Research-0062 — Fork-trained saliency student on DUTS-TR¶
| Field | Value |
|---|---|
| Date | 2026-05-03 |
| Status | Implemented — saliency_student_v1 shipped |
| Tags | dnn, tiny-ai, mobilesal, saliency, training, license, fork-local |
Companion to ADR-0286. Records the alternatives walked, the dataset-license analysis, the architecture decisions, and the training-recipe rationale behind the from-scratch saliency student that replaces the smoke-only mobilesal_placeholder_v0 checkpoint.
Background¶
ADR-0257 and Research-0053 (2026-05-03) documented the three blockers that ruled out the FastDVDnet-style real-weights swap for MobileSal: (a) upstream yuhuan-wu/MobileSal is CC BY-NC-SA 4.0 (incompatible with the fork's BSD-3-Clause-Plus-Patent), (b) checkpoints are distributed via Google Drive viewer URLs only, and (c) the network is RGB-D while the C contract is RGB-only.
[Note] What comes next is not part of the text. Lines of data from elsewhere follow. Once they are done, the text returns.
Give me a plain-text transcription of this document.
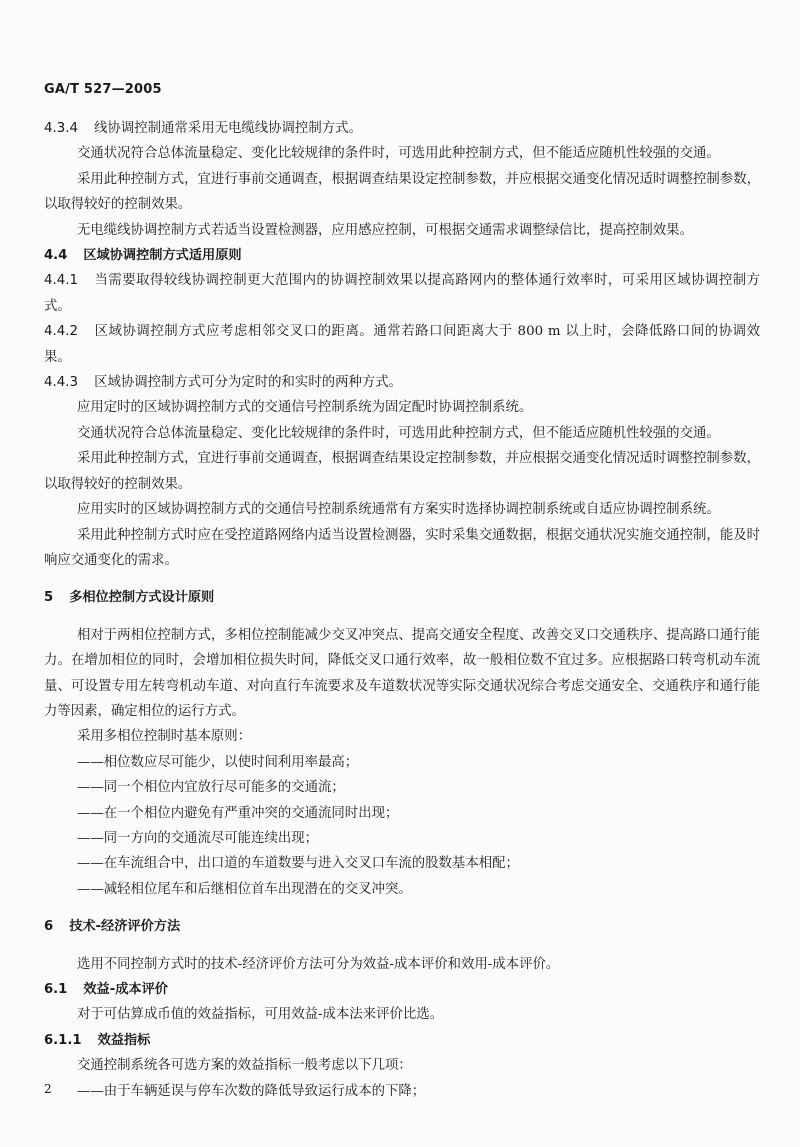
GA/T 527—2005

4.3.4 线协调控制通常采用无电缆线协调控制方式。

交通状况符合总体流量稳定、变化比较规律的条件时，可选用此种控制方式，但不能适应随机性较强的交通。

采用此种控制方式，宜进行事前交通调查，根据调查结果设定控制参数，并应根据交通变化情况适时调整控制参数，以取得较好的控制效果。

无电缆线协调控制方式若适当设置检测器，应用感应控制，可根据交通需求调整绿信比，提高控制效果。

4.4 区域协调控制方式适用原则

4.4.1 当需要取得较线协调控制更大范围内的协调控制效果以提高路网内的整体通行效率时，可采用区域协调控制方式。

4.4.2 区域协调控制方式应考虑相邻交叉口的距离。通常若路口间距离大于 800 m 以上时，会降低路口间的协调效果。

4.4.3 区域协调控制方式可分为定时的和实时的两种方式。

应用定时的区域协调控制方式的交通信号控制系统为固定配时协调控制系统。

交通状况符合总体流量稳定、变化比较规律的条件时，可选用此种控制方式，但不能适应随机性较强的交通。

采用此种控制方式，宜进行事前交通调查，根据调查结果设定控制参数，并应根据交通变化情况适时调整控制参数，以取得较好的控制效果。

应用实时的区域协调控制方式的交通信号控制系统通常有方案实时选择协调控制系统或自适应协调控制系统。

采用此种控制方式时应在受控道路网络内适当设置检测器，实时采集交通数据，根据交通状况实施交通控制，能及时响应交通变化的需求。

5 多相位控制方式设计原则

相对于两相位控制方式，多相位控制能减少交叉冲突点、提高交通安全程度、改善交叉口交通秩序、提高路口通行能力。在增加相位的同时，会增加相位损失时间，降低交叉口通行效率，故一般相位数不宜过多。应根据路口转弯机动车流量、可设置专用左转弯机动车道、对向直行车流要求及车道数状况等实际交通状况综合考虑交通安全、交通秩序和通行能力等因素，确定相位的运行方式。

采用多相位控制时基本原则：

——相位数应尽可能少，以使时间利用率最高；

——同一个相位内宜放行尽可能多的交通流；

——在一个相位内避免有严重冲突的交通流同时出现；

——同一方向的交通流尽可能连续出现；

——在车流组合中，出口道的车道数要与进入交叉口车流的股数基本相配；

——减轻相位尾车和后继相位首车出现潜在的交叉冲突。

6 技术-经济评价方法

选用不同控制方式时的技术-经济评价方法可分为效益-成本评价和效用-成本评价。

6.1 效益-成本评价

对于可估算成币值的效益指标，可用效益-成本法来评价比选。

6.1.1 效益指标

交通控制系统各可选方案的效益指标一般考虑以下几项：

——由于车辆延误与停车次数的降低导致运行成本的下降；

2
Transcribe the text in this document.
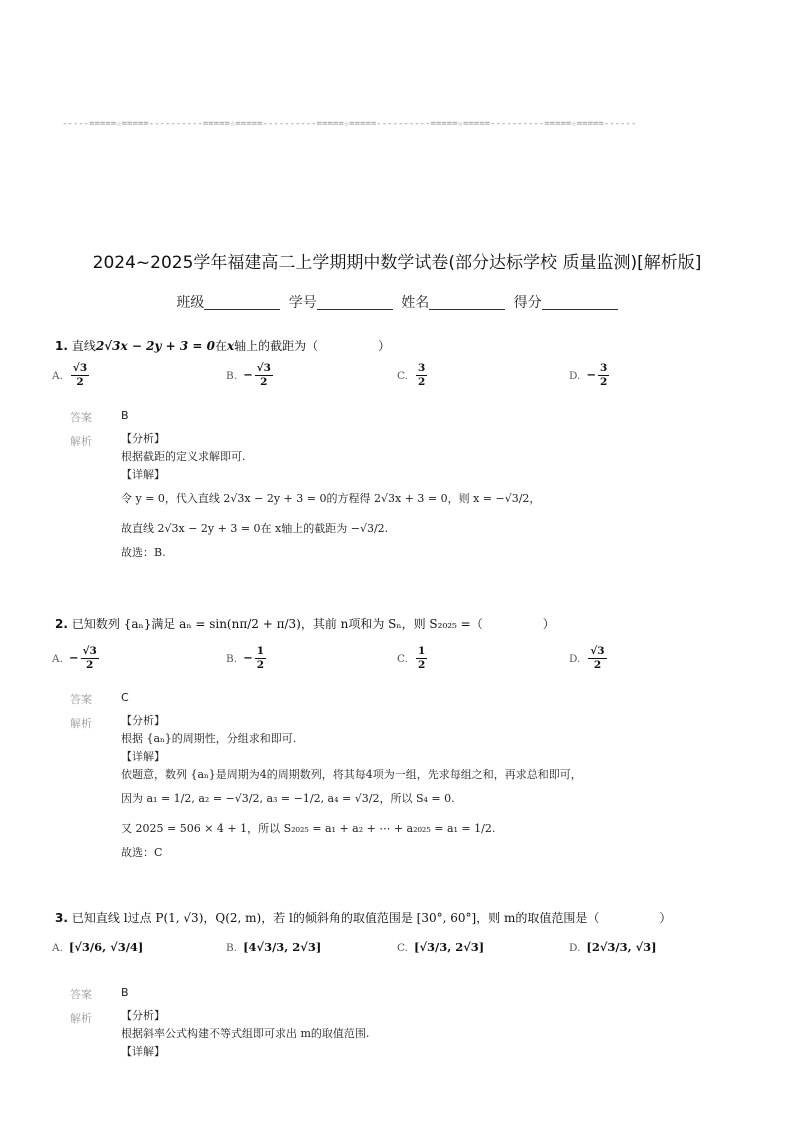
-----=====☆=====----------=====☆=====----------=====☆=====----------=====☆=====----------=====☆=====------
2024~2025学年福建高二上学期期中数学试卷(部分达标学校 质量监测)[解析版]
班级	学号	姓名	得分
1. 直线2√3x − 2y + 3 = 0在x轴上的截距为（　　　　　）
A. $\frac{√3}{2}$	B. − $\frac{√3}{2}$	C. $\frac{3}{2}$	D. − $\frac{3}{2}$
答案	B
解析	【分析】
根据截距的定义求解即可.
【详解】
令 y = 0，代入直线 2√3x − 2y + 3 = 0的方程得 2√3x + 3 = 0，则 x = −√3/2，
故直线 2√3x − 2y + 3 = 0在 x轴上的截距为 −√3/2.
故选：B.
2. 已知数列 {aₙ}满足 aₙ = sin(nπ/2 + π/3)，其前 n项和为 Sₙ，则 S₂₀₂₅ =（　　　　　）
A. − $\frac{√3}{2}$	B. − $\frac{1}{2}$	C. $\frac{1}{2}$	D. $\frac{√3}{2}$
答案	C
解析	【分析】
根据 {aₙ}的周期性，分组求和即可.
【详解】
依题意，数列 {aₙ}是周期为4的周期数列，将其每4项为一组，先求每组之和，再求总和即可，
因为 a₁ = 1/2, a₂ = −√3/2, a₃ = −1/2, a₄ = √3/2，所以 S₄ = 0.
又 2025 = 506 × 4 + 1，所以 S₂₀₂₅ = a₁ + a₂ + ⋯ + a₂₀₂₅ = a₁ = 1/2.
故选：C
3. 已知直线 l过点 P(1, √3)，Q(2, m)，若 l的倾斜角的取值范围是 [30°, 60°]，则 m的取值范围是（　　　　　）
A. [√3/6, √3/4]	B. [4√3/3, 2√3]	C. [√3/3, 2√3]	D. [2√3/3, √3]
答案	B
解析	【分析】
根据斜率公式构建不等式组即可求出 m的取值范围.
【详解】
The recommended replacement path was to swap to U-2-Net u2netp (Apache-2.0). When that path was investigated in detail it inherited the same Google-Drive distribution problem and its 4.7 MB checkpoint dwarfs every other model under model/tiny/.
This digest records the fallback path that was feasible: train a small saliency student from scratch on a permissively-distributed public corpus. The resulting weights are wholly fork-owned, ship under BSD-3-Clause-Plus-Patent, and lock down a substantively content-dependent saliency_mean signal for the first time on this fork.
Dataset survey¶
The fork needs a saliency-segmentation dataset with (a) a clearly documented research-distribution licence (no clickwrap), (b) a stable HTTP URL the export script can pin, and (c) enough scale to train a small student to a useful operating point in a single GPU-hour.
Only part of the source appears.